The following shows how to determine whether it is an access via private network:

For example, when a CVM access COS, to determine whether a private network is used to access COS, use the nslookup command on the CVM to resolve the COS domain name. If a private network IP is returned, the access between CVM and COS is over a private network; otherwise, it is over a public network.

Generally, a private IP address takes the form of 10.*.*.* or 100.*.*.*, and a VPC IP address takes the form of 169.254.*.*.

Assume that mybucket-1250000000.cos.ap-guangzhou.myqcloud.com is the address of target bucket, and the Address: 10.148.214.13 below it indicates the access is over the private network.

nslookup mybucket-1250000000.cos.ap-guangzhou.myqcloud.com

Server:         10.138.224.65
Address:        10.138.224.65  #53

Name:   mybucket-1250000000.cos.ap-guangzhou.myqcloud.com
Address: 10.148.214.13
Name:   mybucket-1250000000.cos.ap-guangzhou.myqcloud.com
Address: 10.148.214.14

Testing connectivity

Basic connectivity test

COS uses the HTTP protocol to provide services.
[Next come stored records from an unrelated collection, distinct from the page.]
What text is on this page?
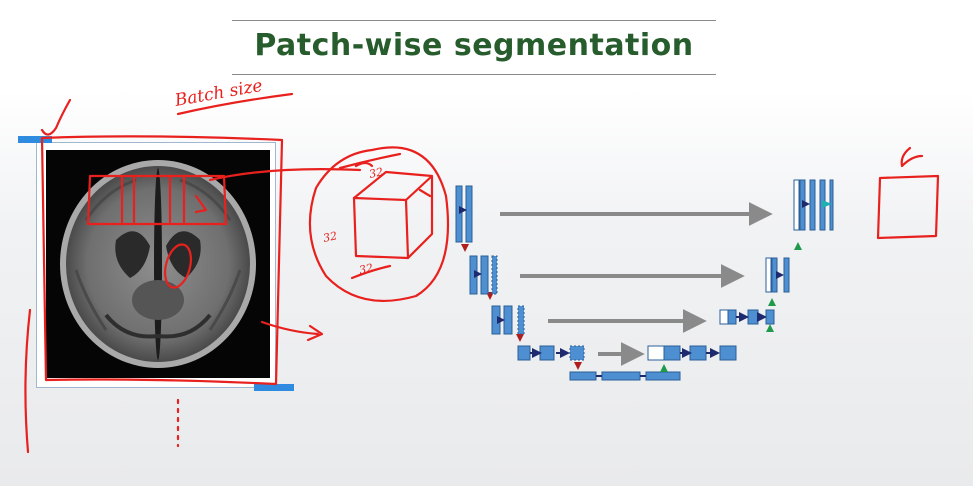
Patch-wise segmentation
Batch size
32
32
32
You can use the most basic tool telnet to test the connectivity to port 80 of the COS access domain.

An example of access through the public network:

telnet mybucket-1250000000.cos.ap-guangzhou.myqcloud.com 80
Trying 14.119.113.22...
Connected to gz.file.myqcloud.com.
Escape character is '^]'.

An example of access through Tencent Cloud CVMs (basic network) within the same region:

telnet mybucket-1250000000.cos.ap-guangzhou.myqcloud.com 80
Trying 10.148.214.14...
Connected to 10.148.214.14.
Escape character is '^]'.

An example of access through Tencent Cloud CVMs (VPC) within the same region:

telnet mybucket-1250000000.cos.ap-guangzhou.myqcloud.com 80
Trying 169.254.0.47....
Connected to 169.254.0.47.
Escape character is '^]'.

Regardless of the access environment, if the command returns the Escape character is '^]'. field, it indicates that the connection is successful.

Test via the Internet

Since the access to COS over the Internet involves the ISP network, which may prohibit you from testing connectivity using such tools as ping or traceroute of the ICMP protocol, so it is recommended to use the tools of the TCP protocol to test connectivity.

The access via the Internet may involve multiple network environments. If the access is not smooth, check your local network linkage, or contact the local ISP.

If your ISP allows you to use the ICMP protocol, you can use the ping, traceroute or mtr tools to check your linkage. Otherwise, you can use the psping (Windows environment; download at the Microsoft official website) or such tools as tcping (cross-platform software) to test the latency.

Test via the private network

If you access the COS over the Tencent Cloud VPC in the same region, you may be unable to test connectivity using such tools as ping or traceroute of the ICMP protocol. It is recommended that you use the telnet command in the basic connectivity test to perform the testing.

You can also use the tools such as psping or tcping to test the latency to port 80 of the access domain. Before the test, make sure that the access domain name has been correctly resolved to the private network address using the nsloopup command.